Na wat over en weer te mailen kwamen we tot een concrete datum waarop ons gesprek/interview zou plaatsvinden, namelijk vrijdag 30 maart 2012 om 10u30 in het hoofdkwartier van de KSLeuven, de Janseniustoren aan de Dijle. Ik was erg blij met de kans die ik kreeg, dit zou mijn inzicht in de proeftuin en mijn afstudeerproject zeker ten goede komen. Ik was dan ook vastberaden deze kans met beide handen te grijpen.

Na een korte kennismaking en een woordje uitleg omtrent het onderwerp en doel van mijn afstudeerproject, bleek dat de interesse wederzijds was.

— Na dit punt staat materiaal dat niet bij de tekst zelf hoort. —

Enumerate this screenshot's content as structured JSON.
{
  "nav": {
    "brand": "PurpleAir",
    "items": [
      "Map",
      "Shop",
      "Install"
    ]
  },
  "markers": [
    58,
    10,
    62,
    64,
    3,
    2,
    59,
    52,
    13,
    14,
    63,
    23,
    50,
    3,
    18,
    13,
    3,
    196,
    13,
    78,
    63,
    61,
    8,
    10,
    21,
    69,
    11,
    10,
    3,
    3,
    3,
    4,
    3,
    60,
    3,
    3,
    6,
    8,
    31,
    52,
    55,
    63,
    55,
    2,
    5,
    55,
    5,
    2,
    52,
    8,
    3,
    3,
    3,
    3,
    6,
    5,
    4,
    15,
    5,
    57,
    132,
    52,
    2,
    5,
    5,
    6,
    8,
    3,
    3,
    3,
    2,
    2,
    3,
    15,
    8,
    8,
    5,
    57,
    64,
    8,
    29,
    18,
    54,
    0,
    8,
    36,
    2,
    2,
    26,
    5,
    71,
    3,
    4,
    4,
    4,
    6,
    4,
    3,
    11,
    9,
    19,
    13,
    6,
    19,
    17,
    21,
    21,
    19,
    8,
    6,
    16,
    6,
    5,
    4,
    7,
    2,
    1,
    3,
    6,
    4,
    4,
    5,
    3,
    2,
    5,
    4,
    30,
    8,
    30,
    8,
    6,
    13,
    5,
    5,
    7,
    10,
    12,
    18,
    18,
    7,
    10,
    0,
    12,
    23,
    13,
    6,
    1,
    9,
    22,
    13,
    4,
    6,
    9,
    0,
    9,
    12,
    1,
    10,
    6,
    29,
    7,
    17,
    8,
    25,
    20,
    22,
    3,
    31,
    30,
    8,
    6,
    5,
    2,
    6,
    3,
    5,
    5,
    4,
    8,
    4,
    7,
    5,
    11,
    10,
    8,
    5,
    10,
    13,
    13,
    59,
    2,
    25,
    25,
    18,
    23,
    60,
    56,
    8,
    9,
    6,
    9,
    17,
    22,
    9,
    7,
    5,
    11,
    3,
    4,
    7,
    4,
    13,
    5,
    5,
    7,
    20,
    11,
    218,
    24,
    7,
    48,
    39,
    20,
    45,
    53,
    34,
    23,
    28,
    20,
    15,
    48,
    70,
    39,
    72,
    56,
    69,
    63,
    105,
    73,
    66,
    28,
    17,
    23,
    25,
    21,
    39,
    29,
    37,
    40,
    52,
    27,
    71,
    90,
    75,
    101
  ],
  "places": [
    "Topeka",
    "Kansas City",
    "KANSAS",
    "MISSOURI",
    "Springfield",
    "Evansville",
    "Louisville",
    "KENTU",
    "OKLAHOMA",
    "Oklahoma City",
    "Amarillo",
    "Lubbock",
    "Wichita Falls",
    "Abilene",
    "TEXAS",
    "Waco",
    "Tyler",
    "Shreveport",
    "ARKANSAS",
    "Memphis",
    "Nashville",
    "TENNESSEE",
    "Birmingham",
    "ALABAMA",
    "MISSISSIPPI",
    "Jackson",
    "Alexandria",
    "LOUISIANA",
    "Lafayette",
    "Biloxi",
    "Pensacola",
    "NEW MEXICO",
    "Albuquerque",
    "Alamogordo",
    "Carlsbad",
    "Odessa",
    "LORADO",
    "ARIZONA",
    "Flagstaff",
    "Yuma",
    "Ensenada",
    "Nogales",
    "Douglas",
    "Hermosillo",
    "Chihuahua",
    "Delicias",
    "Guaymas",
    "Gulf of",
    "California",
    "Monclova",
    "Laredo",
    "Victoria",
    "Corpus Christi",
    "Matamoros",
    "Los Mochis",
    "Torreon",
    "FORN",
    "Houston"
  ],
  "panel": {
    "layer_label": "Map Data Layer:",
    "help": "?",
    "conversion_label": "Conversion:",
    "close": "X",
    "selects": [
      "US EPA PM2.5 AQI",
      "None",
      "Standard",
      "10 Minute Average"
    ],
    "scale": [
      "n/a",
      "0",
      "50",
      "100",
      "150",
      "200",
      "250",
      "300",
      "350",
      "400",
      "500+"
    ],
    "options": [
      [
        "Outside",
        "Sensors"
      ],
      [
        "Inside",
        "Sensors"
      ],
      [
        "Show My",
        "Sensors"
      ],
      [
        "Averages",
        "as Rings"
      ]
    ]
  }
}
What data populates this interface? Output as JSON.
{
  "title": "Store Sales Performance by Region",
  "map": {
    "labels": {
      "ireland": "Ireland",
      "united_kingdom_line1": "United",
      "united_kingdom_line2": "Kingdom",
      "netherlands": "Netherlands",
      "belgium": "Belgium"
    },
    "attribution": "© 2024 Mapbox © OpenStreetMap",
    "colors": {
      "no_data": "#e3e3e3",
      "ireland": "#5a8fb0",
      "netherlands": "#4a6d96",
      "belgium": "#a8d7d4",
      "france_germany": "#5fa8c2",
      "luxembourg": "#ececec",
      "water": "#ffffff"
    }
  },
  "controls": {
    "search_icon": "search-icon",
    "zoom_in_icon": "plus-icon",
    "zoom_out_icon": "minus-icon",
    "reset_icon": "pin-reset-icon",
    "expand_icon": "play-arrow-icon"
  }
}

Het gesprek verliep vlot, maar niet op de klassieke interviewmethode. Het was geen vraaggestuurd gesprek. Wel boden we ons elkaars inzichten en kennis aan. Hieronder schrijf ik uit wat dit gesprek omtrent het proeftuinproject me heeft bijgebracht. De aanvraag tot deze proeftuin werd ingediend door Agnes Claeys, de toenmalige coördinerend directeur. De proeftuin ging uiteindelijk van start in 2005 voor een periode van 3 jaar. In 2008 werd deze proeftuin verlengd met nog eens 3 jaar. In 2011, mei vorig schooljaar liep dit project ten einde. Deze afsluiter werd feestelijk gevierd onder de titel ‘Zaaien en oogsten in de proeftuin’.

De proeftuin heeft hen heel wat opgeleverd. Ze hebben heel wat gezaaid, maar ook zeker heel wat kunnen oogsten. Wat deze oogst betreft, vormt de BaSO-fiche het stokpaardje van dit proeftuinproject. Deze fiche wordt door de leerkrachten zeker gewaardeerd. Volgens de leerkrachten uit het secundair onderwijs biedt dit hen een goede houvast, ze moeten niet meer zelf alles ontdekken wanneer een kind in het eerste jaar van de middelbare school terechtkomt.

De hoofdzaak waar men bij het opstellen van deze fiche vanuit ging was zorg voor de leerlingen. Men wilde, zoals de naam van dit project al deed vermoeden, continuïteit bij de overgang wat betreft zorg voor de leerling creëren. Op deze fiche is een luik voorzien voor de leerkracht en de ouders. Een luik voor de leerlingen ontbreekt bij de fiche die in dit proeftuinproject wordt gehanteerd. Ook hebben de ouders het laatste woord aan deze fiche. Dit heeft als nadeel dat censuur en verheerlijking niet uit te sluiten zijn. Toch wordt dit instrument door beide onderwijsniveaus als zeer waardevol beschouwd. Veel scholen, ook buiten Leuven, hebben reeds een aanvraag ingediend om in te stappen in dit ‘fichesysteem’.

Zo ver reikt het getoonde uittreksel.